Ça sonne, une femme répond. Le numéro me mène à l’organisme Campagne Québec-Vie, qui a pignon sur rue dans une église de Hochelaga-Maisonneuve.

J’explique ma fausse situation à la dame au bout du fil. Je lui confie vouloir parler à quelqu’un car j’hésite à me faire avorter. Elle me répond que la personne qui s’occupe de ça est absente et me demande si on peut me rappeler. Non, je veux parler à quelqu’un tout de suite. Je feins d’être en détresse et de ne pas pouvoir parler à un autre moment.

La dame improvise alors ce qui semble être une intervention pour me dissuader d’avorter. Elle commence par me demander si je suis croyante. J’explique venir d’une famille catholique même si on n’allait pas à l’église. «Croyante en la vie» ajoute-elle. S’ensuit alors une discussion où elle tente de me dissuader d’avorter et m’enjoint à garder le bébé que je fais semblant de porter en moi. Elle passe de mon indéniable instinct maternel aux douleurs que ressentent supposément les fœtus lors d’un avortement.

Au total la conversation durera environ dix minutes. J’apprendrai qu’avorter, c’est mal et que l’organisme pour lequel elle travaille peut m’offrir quelques ressources si jamais je décide de prendre la bonne décision, c’est-à-dire devenir mère même si je lui explique que ma situation est précaire et que je ne désire pas vraiment cet enfant. Vous pouvez d’ailleurs l’écouter intégralement ici. Je décide de la diffuser aux Effrontés, notre émission, un vendredi après-midi.

Suite à la diffusion, Georges Buscemi, président de Campagne Québec-Vie, décide de réagir. Nous l’avons donc invité à l’émission afin qu’il puisse donner le point de vue de l’organisme. Avant d’entrer en ondes, je vais le saluer. L’homme, même s’il défend des positions très éloignées des miennes (l’organisme se positionne contre l’avortement, le mariage gai et le droit à mourir dans la dignité), est sympathique.

Dès le début de l’entrevue, monsieur Buscemi admet que la préposée qui m’a répondu au téléphone a manqué de professionnalisme. Mais, très vite, il compare l’avortement à un meurtre et à un crime contre l’humanité. Même si je suis ébranlée et choquée par son propos, je continue de le questionner. L’homme sort de nos studios en regardant par terre. Il ne salue personne même s’il accepte de me serrer la main avant de quitter.

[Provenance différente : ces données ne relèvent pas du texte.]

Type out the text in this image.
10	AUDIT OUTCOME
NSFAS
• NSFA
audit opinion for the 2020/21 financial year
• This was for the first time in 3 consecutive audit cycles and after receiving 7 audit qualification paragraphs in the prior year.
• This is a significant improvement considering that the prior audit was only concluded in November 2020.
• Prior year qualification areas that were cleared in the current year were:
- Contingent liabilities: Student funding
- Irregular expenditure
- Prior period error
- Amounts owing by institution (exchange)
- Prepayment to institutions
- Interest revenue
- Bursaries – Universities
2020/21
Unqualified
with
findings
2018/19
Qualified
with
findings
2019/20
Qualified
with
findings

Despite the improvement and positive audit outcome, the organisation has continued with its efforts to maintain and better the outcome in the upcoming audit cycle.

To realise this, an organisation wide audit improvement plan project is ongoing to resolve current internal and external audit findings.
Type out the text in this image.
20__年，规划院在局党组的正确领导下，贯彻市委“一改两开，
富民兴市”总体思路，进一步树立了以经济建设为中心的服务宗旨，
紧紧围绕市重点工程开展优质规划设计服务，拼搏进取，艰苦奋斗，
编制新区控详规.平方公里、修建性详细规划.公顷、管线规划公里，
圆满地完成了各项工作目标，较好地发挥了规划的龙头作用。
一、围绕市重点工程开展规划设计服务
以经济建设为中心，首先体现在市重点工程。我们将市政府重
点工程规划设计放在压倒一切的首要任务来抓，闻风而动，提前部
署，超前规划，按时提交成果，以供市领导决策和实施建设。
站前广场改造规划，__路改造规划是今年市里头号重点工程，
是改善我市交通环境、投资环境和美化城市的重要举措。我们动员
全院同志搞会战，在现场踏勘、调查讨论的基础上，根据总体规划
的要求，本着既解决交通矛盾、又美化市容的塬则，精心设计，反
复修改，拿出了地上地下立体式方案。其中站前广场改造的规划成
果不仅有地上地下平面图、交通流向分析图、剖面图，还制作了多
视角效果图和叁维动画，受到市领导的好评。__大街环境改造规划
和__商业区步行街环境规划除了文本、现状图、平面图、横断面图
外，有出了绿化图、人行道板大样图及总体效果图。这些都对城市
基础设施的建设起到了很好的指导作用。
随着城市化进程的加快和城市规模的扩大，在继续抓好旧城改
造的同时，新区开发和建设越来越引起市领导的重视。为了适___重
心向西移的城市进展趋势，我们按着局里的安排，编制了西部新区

Vous pouvez écouter la réplique de Georges Buscemi, président de Campagne Québec-vie, ici

Mais l’histoire ne se termine pas là. Suite à notre entrevue, notre recherchiste s’est vue bombardée d’appels de la part de l’Organisme Campagne Québec-Vie. Un téléphone dans les locaux de l’organisme l’a littéralement appelée toute la nuit, des dizaines de fois. Confronté à ce sujet le lendemain matin, monsieur Buscemi nous a laissé un message téléphonique dans lequel il prétend qu’un téléphone est défectueux et que ce serait celui-ci qui aurait logé les appels à la recherchiste de l’émission toute la nuit durant. Il s’est excusé et a promis de remplacer le téléphone.

On lui donne le bénéfice du doute. Une chose est certaine, je n’ai plus revu l’homme et sa pancarte déambuler près du métro depuis ce temps-là. J’imagine qu’il doit avoir changé de poste.